By AARON ROSE, writer and ceremonialist based in Chicago. Aaron is writing her first novel, “Lawndale,” about the relationship between a Jewish family and an African-American family through their shared history in a Chicago neighborhood.
This post was written as an assignment for professor Cindy Shearer’s CIA 7091: MFA Interdisciplinary Arts Workshop. As part of a community of artists working across art perspectives, students in this course get the chance to teach each other about their art form(s), practice, lineage and influences, and are challenged to inquire into the interdisciplinary arts as well as forms new to them.
There is nothing I would rather do at any given time, morning, noon or night, than listen to or tell a story.
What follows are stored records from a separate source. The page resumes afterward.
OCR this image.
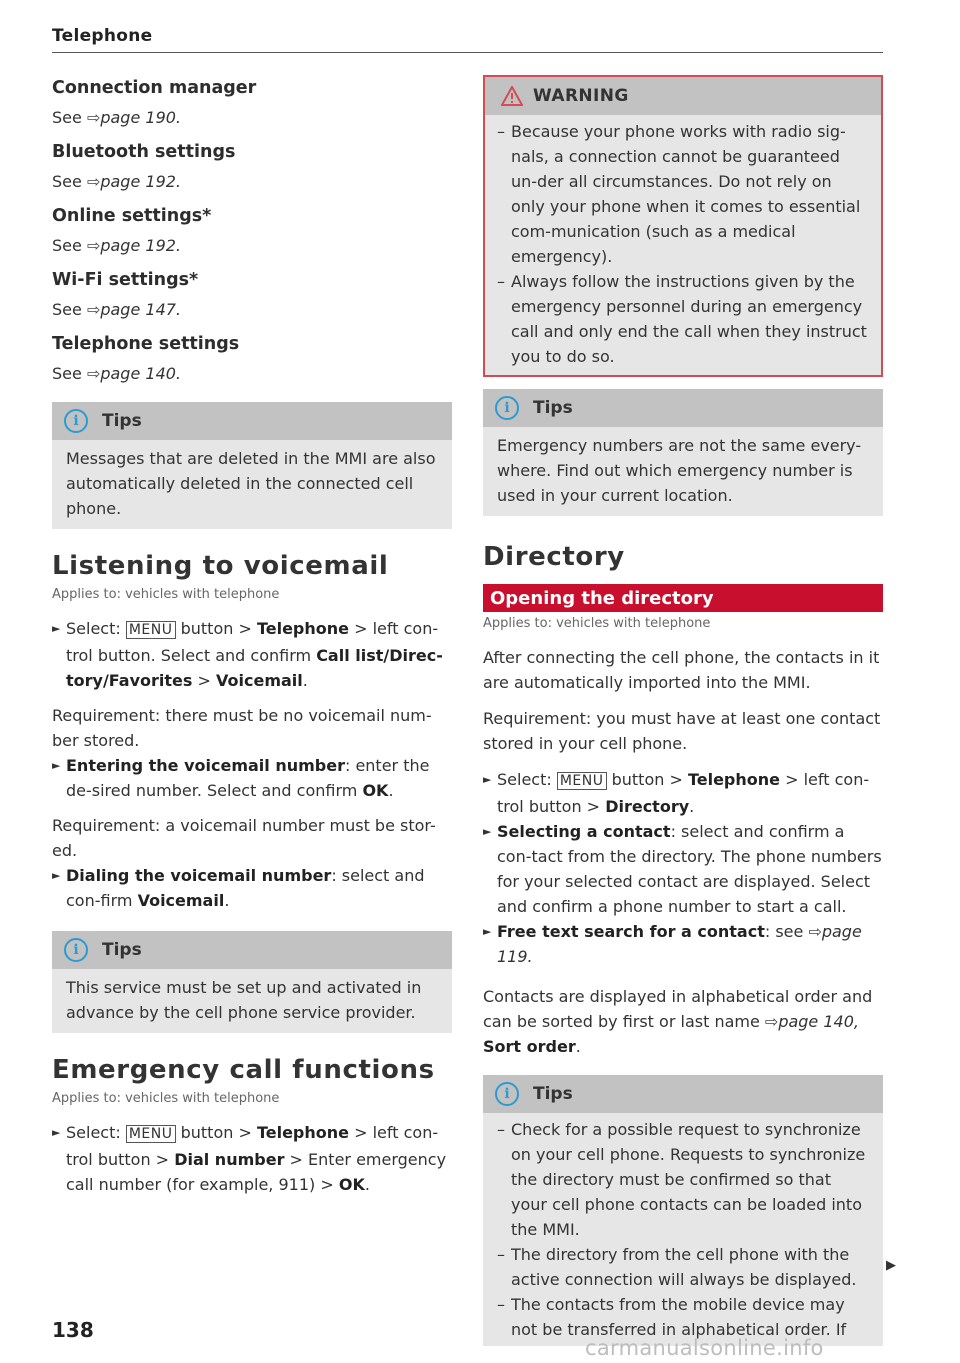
Telephone

Connection manager

See ⇨page 190.

Bluetooth settings

See ⇨page 192.

Online settings*

See ⇨page 192.

Wi-Fi settings*

See ⇨page 147.

Telephone settings

See ⇨page 140.

i	Tips
Messages that are deleted in the MMI are also automatically deleted in the connected cell phone.

Listening to voicemail

Applies to: vehicles with telephone

► Select: MENU button > Telephone > left con-trol button. Select and confirm Call list/Direc-tory/Favorites > Voicemail.

Requirement: there must be no voicemail num-ber stored.

► Entering the voicemail number: enter the de-sired number. Select and confirm OK.

Requirement: a voicemail number must be stor-ed.

► Dialing the voicemail number: select and con-firm Voicemail.

i	Tips
This service must be set up and activated in advance by the cell phone service provider.

Emergency call functions

Applies to: vehicles with telephone

► Select: MENU button > Telephone > left con-trol button > Dial number > Enter emergency call number (for example, 911) > OK.

WARNING

– Because your phone works with radio sig-nals, a connection cannot be guaranteed un-der all circumstances. Do not rely on only your phone when it comes to essential com-munication (such as a medical emergency).

– Always follow the instructions given by the emergency personnel during an emergency call and only end the call when they instruct you to do so.

i	Tips
Emergency numbers are not the same every-where. Find out which emergency number is used in your current location.

Directory

Opening the directory

Applies to: vehicles with telephone

After connecting the cell phone, the contacts in it are automatically imported into the MMI.

Requirement: you must have at least one contact stored in your cell phone.

► Select: MENU button > Telephone > left con-trol button > Directory.

► Selecting a contact: select and confirm a con-tact from the directory. The phone numbers for your selected contact are displayed. Select and confirm a phone number to start a call.

► Free text search for a contact: see ⇨page 119.

Contacts are displayed in alphabetical order and can be sorted by first or last name ⇨page 140, Sort order.

i	Tips

– Check for a possible request to synchronize on your cell phone. Requests to synchronize the directory must be confirmed so that your cell phone contacts can be loaded into the MMI.

– The directory from the cell phone with the active connection will always be displayed.

– The contacts from the mobile device may not be transferred in alphabetical order. If

▶
138
carmanualsonline.info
So, during a recent Creative Inquiry workshop, when visiting poet Traci Brimhall asked us to write about stories we were told as children, I was surprised to discover that nothing came to mind. I was read to more or less regularly – “Ferdinand the Bull” was my hands-down favorite – but I struggled to remember any stories that were told to me. Then I did remember one. I was four years old, spending the night in my maternal grandparents’ house and Bubie, my grandmother, was putting me to bed. I asked for a story. She told me a story about three sisters – one had one eye, in the middle of her forehead, one had two eyes, one had three. My grandmother, I understand now, carried a version of the Grimm’s fairy tale with her from Lithuania when she left in 1919 at the age of 11. In Dbrova, where she was born, it was a story told to her, and it came to mind at my request. But, at that moment, it seemed something terrible happened to me – a child entertained by the Do Bees and Don’t Bees on Romper Room and Captain Kangaroo. I was stunned by the sinister tale of jealously and retribution – not to mention the eyes! I struggled to understand why she was telling me something so scary, and felt a sense of danger and dislocation.
Ultimately, Traci’s exercise blew wide open a space inside me that felt empty and deeply disappointed; a space where memories of reaching for the magic and joy of creative expression was met with a patchwork of casual responses by a family trying assiduously to assimilate and succeed in the promised land of 20th century America – so I stopped reaching.
In the weeks that followed, I’ve thought more about the importance of stories…
As children, we love, and need, to hear and tell stories: it is how we learn about the world and how we gain mastery in life. Stories told to us by our parents and grandparents teach us where we come from, and in that telling give us a sense of possibility for where we might go, and prepare us for what we might find on our journey. Storytelling also creates bonds of understanding and intimacy, as the teller chooses to reveal something they value, in their own words, in their own way. How else, except through storytelling, do we know that we are not alone in what we see and experience, that we are more than a collection of rocks piled up on the shore of life?
The advent of television and relentless proliferation of stories valorizing the lives of celebrities has created a culture that obscures and diminishes the importance of individual’s lives, whose teachings are passed on from generation to generation through stories.
As artists and writers, we have the opportunity, and responsibility, to invite and empower audiences and readers to recognize, value, and share their stories through the stories we tell. Today, I understand that my assignment is to piece together my own wisdom teachings, including fragments of a family lineage I unearth, to write and tell the stories I once longed to hear.